ARSLAN TEKİN'in Yeniçağ Gazetesi'ndeki 2. yazısı aşağıda

Diktatörlükten farkı ne!

Niğde Üniversitesi’ndeki akılları durduran, lisede, ortaokulda bile görülmeyecek, görülmemesi gereken soruşturmayı dün yazdım. Öcalan/Erdoğan ikilisinin “Âkil Adamlar”ına, üniversitedeki toplantıda soru sordukları için, “örgüt” bağlantısı arayarak soruşturma başlatılmıştı. 

YÖK Başkan Prof. Dr.

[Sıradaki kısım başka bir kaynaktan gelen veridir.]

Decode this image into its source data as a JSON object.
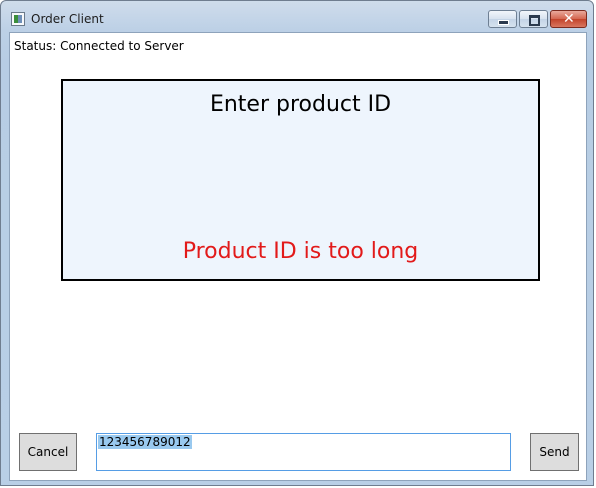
{
  "window": {
    "title": "Order Client",
    "controls": {
      "minimize": "minimize-icon",
      "maximize": "maximize-icon",
      "close": "close-icon"
    }
  },
  "status": {
    "text": "Status: Connected to Server"
  },
  "panel": {
    "title": "Enter product ID",
    "error": "Product ID is too long",
    "error_color": "#e21a1a"
  },
  "footer": {
    "cancel_label": "Cancel",
    "input_value": "123456789012",
    "send_label": "Send"
  }
}
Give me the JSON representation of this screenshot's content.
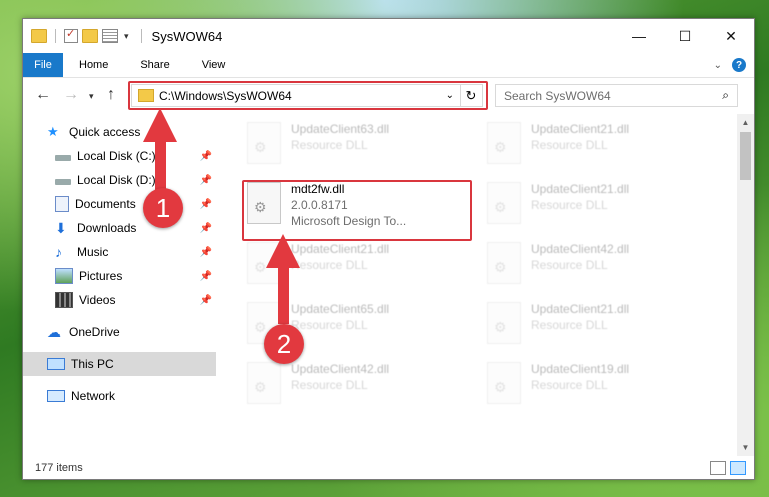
{
  "window": {
    "title": "SysWOW64"
  },
  "ribbon": {
    "file": "File",
    "home": "Home",
    "share": "Share",
    "view": "View",
    "help": "?"
  },
  "window_buttons": {
    "minimize": "—",
    "maximize": "☐",
    "close": "✕"
  },
  "address": {
    "path": "C:\\Windows\\SysWOW64",
    "refresh": "↻"
  },
  "search": {
    "placeholder": "Search SysWOW64"
  },
  "nav_pane": [
    {
      "label": "Quick access",
      "icon": "star-icon"
    },
    {
      "label": "Local Disk (C:)",
      "icon": "drive-icon",
      "pinned": true
    },
    {
      "label": "Local Disk (D:)",
      "icon": "drive-icon",
      "pinned": true
    },
    {
      "label": "Documents",
      "icon": "documents-icon",
      "pinned": true
    },
    {
      "label": "Downloads",
      "icon": "download-icon",
      "pinned": true
    },
    {
      "label": "Music",
      "icon": "music-icon",
      "pinned": true
    },
    {
      "label": "Pictures",
      "icon": "pictures-icon",
      "pinned": true
    },
    {
      "label": "Videos",
      "icon": "video-icon",
      "pinned": true
    },
    {
      "label": "OneDrive",
      "icon": "cloud-icon"
    },
    {
      "label": "This PC",
      "icon": "computer-icon",
      "selected": true
    },
    {
      "label": "Network",
      "icon": "network-icon"
    }
  ],
  "files": [
    {
      "name": "UpdateClient63.dll",
      "type": "Resource DLL"
    },
    {
      "name": "UpdateClient21.dll",
      "type": "Resource DLL"
    },
    {
      "name": "mdt2fw.dll",
      "version": "2.0.0.8171",
      "description": "Microsoft Design To...",
      "highlighted": true
    },
    {
      "name": "UpdateClient21.dll",
      "type": "Resource DLL"
    },
    {
      "name": "UpdateClient21.dll",
      "type": "Resource DLL"
    },
    {
      "name": "UpdateClient42.dll",
      "type": "Resource DLL"
    },
    {
      "name": "UpdateClient65.dll",
      "type": "Resource DLL"
    },
    {
      "name": "UpdateClient21.dll",
      "type": "Resource DLL"
    },
    {
      "name": "UpdateClient42.dll",
      "type": "Resource DLL"
    },
    {
      "name": "UpdateClient19.dll",
      "type": "Resource DLL"
    }
  ],
  "status": {
    "count": "177 items"
  },
  "annotations": {
    "step1": "1",
    "step2": "2",
    "color": "#e2393f"
  }
}
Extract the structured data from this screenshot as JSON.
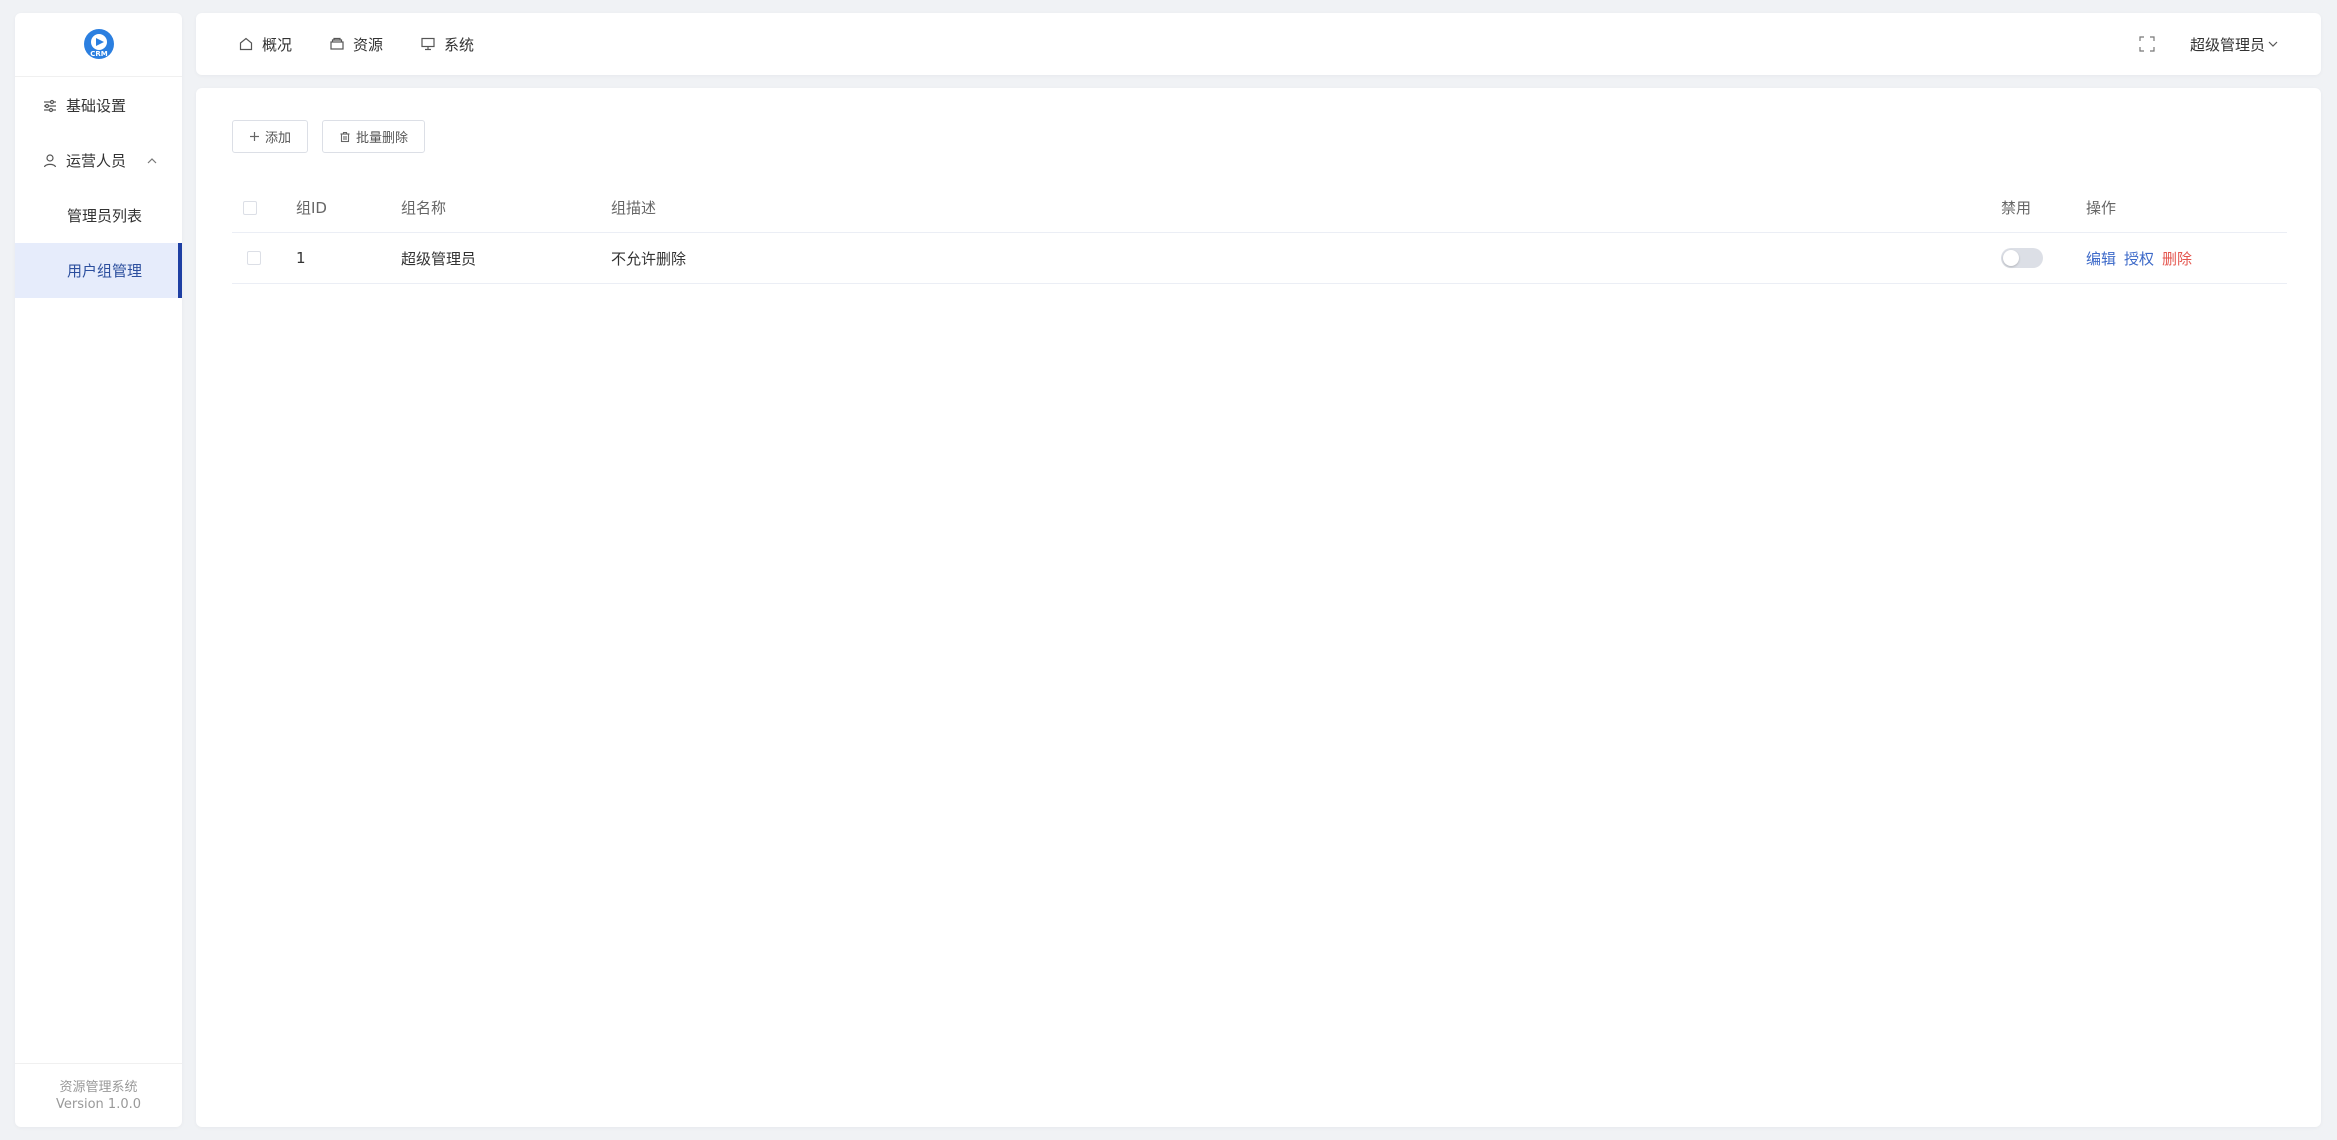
{
  "colors": {
    "brand": "#2b7fe0",
    "active_menu_bg": "#e6ecfb",
    "active_menu_border": "#1e3fa3",
    "link_blue": "#3d6ac9",
    "link_red": "#e4554e"
  },
  "sidebar": {
    "logo_text": "CRM",
    "items": [
      {
        "label": "基础设置",
        "icon": "sliders-icon"
      },
      {
        "label": "运营人员",
        "icon": "user-icon",
        "expanded": true,
        "children": [
          {
            "label": "管理员列表"
          },
          {
            "label": "用户组管理",
            "active": true
          }
        ]
      }
    ],
    "footer": {
      "line1": "资源管理系统",
      "line2": "Version 1.0.0"
    }
  },
  "header": {
    "nav": [
      {
        "label": "概况",
        "icon": "home-icon"
      },
      {
        "label": "资源",
        "icon": "layers-icon"
      },
      {
        "label": "系统",
        "icon": "monitor-icon"
      }
    ],
    "user": {
      "label": "超级管理员",
      "icon": "chevron-down-icon"
    },
    "fullscreen_icon": "fullscreen-icon"
  },
  "toolbar": {
    "add_label": "添加",
    "batch_delete_label": "批量删除"
  },
  "table": {
    "columns": [
      "组ID",
      "组名称",
      "组描述",
      "禁用",
      "操作"
    ],
    "rows": [
      {
        "id": "1",
        "name": "超级管理员",
        "desc": "不允许删除",
        "disabled": false
      }
    ],
    "actions": {
      "edit": "编辑",
      "grant": "授权",
      "delete": "删除"
    }
  }
}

Gökhan Çetinsaya’ya, “Bu soruşturmadan haberiniz var mı?”  diye seslenmiştim. Bütün Niğde’nin merakla beklediği soruşturma sonucunu, bundan sonra bütün Türkiye merakla bekleyecektir.

Soruşturmaya uğratılan 11 öğretim üyesine  “Ülkü Ocakları”yla bağlantıları olup olmadığı, birilerinden emir alıp almadıkları sorulmuş! Bu tür sorular, soranın seviyesinin ne kadar düşük olduğunu gösterdiği gibi, Türk ilim adamlarının böyle sorularla muhatap edilerek aşağılanması, Türk üniversitelerinin hazin durumunu ortaya koyar.

Ülkü Ocakları, dernekler kanununa göre faaliyet gösteren bir müessesedir. Yaşı müsait herkes bu derneğe üye olabilir ve faaliyetlerine katılabilir. 1968’den beri Ülkü Ocakları vardır. Ülkü Ocakları’nın ülke birliği için vazgeçilmez bir kuruluş olduğunu hatırlatmama her hâlde gerek yoktur. Art niyet taşımayan, bölücü emeli olmayan herkes bunu kabul eder. 

Hadi öğretim üyelerinin Ülkü Ocakları ile bağlantısını tespit ettiniz, diyelim... Ne yapacaksınız? “Örgüt suçu işliyor.” mu diyeceksiniz? Kanunun hangi maddesinde bu yazıyor? İnsan öğrenciliğinde bu kuruluş içinde faaliyet göstermiştir, öğretim üyesi olduklarında, konferans vermiş, konferans dinlemiştir... Hepsi mümkün... Daha yakın zamanda bütün Türkiye’den 800 dolayında öğretim üyesi MHP’nin Antalya’daki toplantısına katıldı. Bu katılanların hemen hepsinin Ülkü Ocaklı geçmişleri olabileceğini belirteyim. 

İnsanların iradelerine ipotek koyarak, imza karşılığı, toplantıya katılmalarına mecbur ediyorsun, sonra soru sorunca,  “Niye soru soruyorsun? Seni kim yönlendirdi? Hangi örgüte bağlasın?”  diyerek sorguya çekiyorsun! 

Ülke ismi vermeyeceğim; “Diktatörlükler.” diyeyim. O ülkelerde, hem öğrenci, hem öğretim üyesi, hem gazeteci olarak bulundum. Karşılaştıklarımı, duyduklarımı şurada yazsam, aynısının Türkiye’de uygulandığını hayretle görürsünüz.   
  
Öğretim üyeleri üzerindeki asıl bu baskı bir  “örgüt”ün gayesine hizmet ediyor demektir. Hükûmetin “PKK açılımı”na destek vermek için bütün bu baskılar... Mantık yürütürseniz şu sonuç çıkar: Üniversite yönetimine, birileri, “Aykırı ses çıkaranların boynunu kırın!”  talimatını vermiştir. “PKK açılımı”nın yürüyebilmesi için bu şarttır. Bu baskılar, Kandil’e destekten başka ne anlam taşır! Demek ki, baskı uygulayanlar “örgüt”le birlikte hareket ediyorlar, demezler mi! Şartlar değişince -kesinlikle değişecek- “örgüt”e destekten mahkemeye çıkarılmaz mısınız?!

Kanunları, yönetmelikleri de hiçe sayarak soruşturma yürütüyorlar.

En tehlikelisi; öğretim üyelerinin, Öcalan/Erdoğan ikilisinin “Âkil Adamlar”ını sorularıyla köşeye sıkıştırdıkları için soruşturulmalarının ötesinde, PKK sempatizanı öğrenci bulup onlara, bu hocaların dersleri gereği, Türk dilini, Türk edebiyatını, Türk tarihini... kısaca “Türk”ü anlattıkları için “bölücülük” yaptıklarına dair şahitlik etmelerini istemeleri... Yazık!